Jika dikaji hasil penelitian itu, maka diperoleh temuan bahwa kesiapan guru sangat dibutuhkan dalam pelaksanaan dan pengembangan kurikulum, di mana kesiapan guru dapat diukur dari perangkat kompetensi keguruan yang meliputi kompetensi kognitif, afektif dan psikomotor. Suwandi (1996) meneliti tentang :"Kesiapan guru bahasa Indonesia dalam melaksanakan kurikulum 1994". Hasilnya:, bahwa kemampuan para guru masih kurang. Kekurangan itu, pada pemahaman tujuan pengajaran, kemampuan mengembangkan program pengajaran, dan penyusunan serta penyelenggaraan tes hasil belajar. Jika dianalisis hasil temuan penelitian tersebut, dapat diketahui bahwa kesiapan guru yang berupa kompetensi atau kemampuan profesional guru sangat dibutuhkan dalam pelaksanaan kurikulum.

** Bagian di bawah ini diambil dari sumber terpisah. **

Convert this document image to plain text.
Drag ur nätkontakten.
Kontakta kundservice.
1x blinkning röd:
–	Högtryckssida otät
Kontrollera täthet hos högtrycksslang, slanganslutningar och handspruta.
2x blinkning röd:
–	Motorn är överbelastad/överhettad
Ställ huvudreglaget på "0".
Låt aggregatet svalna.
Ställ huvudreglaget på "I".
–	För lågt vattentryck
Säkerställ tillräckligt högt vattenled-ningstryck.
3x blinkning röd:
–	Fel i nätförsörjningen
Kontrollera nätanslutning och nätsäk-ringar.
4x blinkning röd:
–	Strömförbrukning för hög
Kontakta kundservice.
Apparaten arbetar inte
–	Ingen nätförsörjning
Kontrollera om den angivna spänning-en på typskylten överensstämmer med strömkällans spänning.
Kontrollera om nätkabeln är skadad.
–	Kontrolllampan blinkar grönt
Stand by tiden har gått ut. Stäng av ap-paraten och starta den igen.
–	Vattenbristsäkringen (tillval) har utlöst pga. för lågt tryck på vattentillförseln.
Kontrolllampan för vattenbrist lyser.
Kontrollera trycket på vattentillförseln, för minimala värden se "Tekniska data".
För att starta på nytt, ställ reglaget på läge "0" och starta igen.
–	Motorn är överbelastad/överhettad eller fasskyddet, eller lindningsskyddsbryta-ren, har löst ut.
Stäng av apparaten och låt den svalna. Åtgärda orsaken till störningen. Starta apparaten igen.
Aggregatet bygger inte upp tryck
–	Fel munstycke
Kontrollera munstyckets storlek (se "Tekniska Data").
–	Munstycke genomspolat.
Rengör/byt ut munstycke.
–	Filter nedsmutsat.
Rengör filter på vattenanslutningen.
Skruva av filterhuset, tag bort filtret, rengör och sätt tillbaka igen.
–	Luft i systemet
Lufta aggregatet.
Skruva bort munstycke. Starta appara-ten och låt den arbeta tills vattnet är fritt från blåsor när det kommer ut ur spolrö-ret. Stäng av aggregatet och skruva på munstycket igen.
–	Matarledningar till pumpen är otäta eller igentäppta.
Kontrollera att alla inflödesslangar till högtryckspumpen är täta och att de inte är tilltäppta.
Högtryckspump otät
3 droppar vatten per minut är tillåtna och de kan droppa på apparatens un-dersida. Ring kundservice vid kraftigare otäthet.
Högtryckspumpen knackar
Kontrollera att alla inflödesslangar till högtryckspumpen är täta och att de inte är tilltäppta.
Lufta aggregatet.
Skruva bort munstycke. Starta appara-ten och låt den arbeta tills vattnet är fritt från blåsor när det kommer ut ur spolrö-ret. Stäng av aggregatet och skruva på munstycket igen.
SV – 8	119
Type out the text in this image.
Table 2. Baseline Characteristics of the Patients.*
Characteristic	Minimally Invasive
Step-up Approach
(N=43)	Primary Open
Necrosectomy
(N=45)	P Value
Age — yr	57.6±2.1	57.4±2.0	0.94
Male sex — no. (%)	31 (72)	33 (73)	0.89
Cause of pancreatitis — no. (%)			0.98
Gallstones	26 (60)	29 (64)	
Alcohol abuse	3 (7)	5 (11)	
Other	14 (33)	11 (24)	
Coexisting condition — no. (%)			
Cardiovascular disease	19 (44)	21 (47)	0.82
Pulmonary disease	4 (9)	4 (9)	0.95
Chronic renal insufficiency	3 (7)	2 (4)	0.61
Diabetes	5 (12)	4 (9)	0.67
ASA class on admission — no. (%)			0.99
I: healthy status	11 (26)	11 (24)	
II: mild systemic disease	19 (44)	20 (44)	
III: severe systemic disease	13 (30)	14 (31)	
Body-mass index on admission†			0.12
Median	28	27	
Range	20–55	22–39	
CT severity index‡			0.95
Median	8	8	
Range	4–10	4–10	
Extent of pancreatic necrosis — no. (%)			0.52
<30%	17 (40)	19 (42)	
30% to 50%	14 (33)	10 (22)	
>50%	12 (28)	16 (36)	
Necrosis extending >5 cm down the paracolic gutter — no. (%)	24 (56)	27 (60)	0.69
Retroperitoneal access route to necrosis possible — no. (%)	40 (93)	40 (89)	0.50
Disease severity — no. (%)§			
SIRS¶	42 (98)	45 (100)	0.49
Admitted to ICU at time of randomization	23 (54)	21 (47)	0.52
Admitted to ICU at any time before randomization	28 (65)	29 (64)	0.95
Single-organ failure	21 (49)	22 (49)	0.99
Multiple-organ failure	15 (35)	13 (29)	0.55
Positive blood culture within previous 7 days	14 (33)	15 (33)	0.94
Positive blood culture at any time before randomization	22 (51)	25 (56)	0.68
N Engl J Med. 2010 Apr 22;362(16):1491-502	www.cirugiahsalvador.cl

Sukamto ( 2000 ) da1am penelitiannya tentang " Evaluasi kurikulum 1994 menurut persepsi guru dan siswa SMU di daerah Istimewa Yogyakarta”, menemukan hasil antara lain : adanya keterbatasan persepsi masing-masing guru karena pemahaman dan konsep dasar dan rambu-rambu pelaksanaan kurikulum 1994 belum seluruhnya merata, guru mendapatkan kesulitan dalam melaksanakan KBM, serta kekurangan media pembelajaran sebagai penunjang proses kognitf siswa. Dari hasil penelitian itu, dapat dianalisis bahwa dalam melaksanakan kurikulum, para guru perlu mempunyai persepsi ( kesiapan kognitif ) pada konsep dasar dan rambu-rambu pelaksanaan kurikulum serta perlunya fasilitas (media) yang memadai sebagai penunjang proses pembelajaran.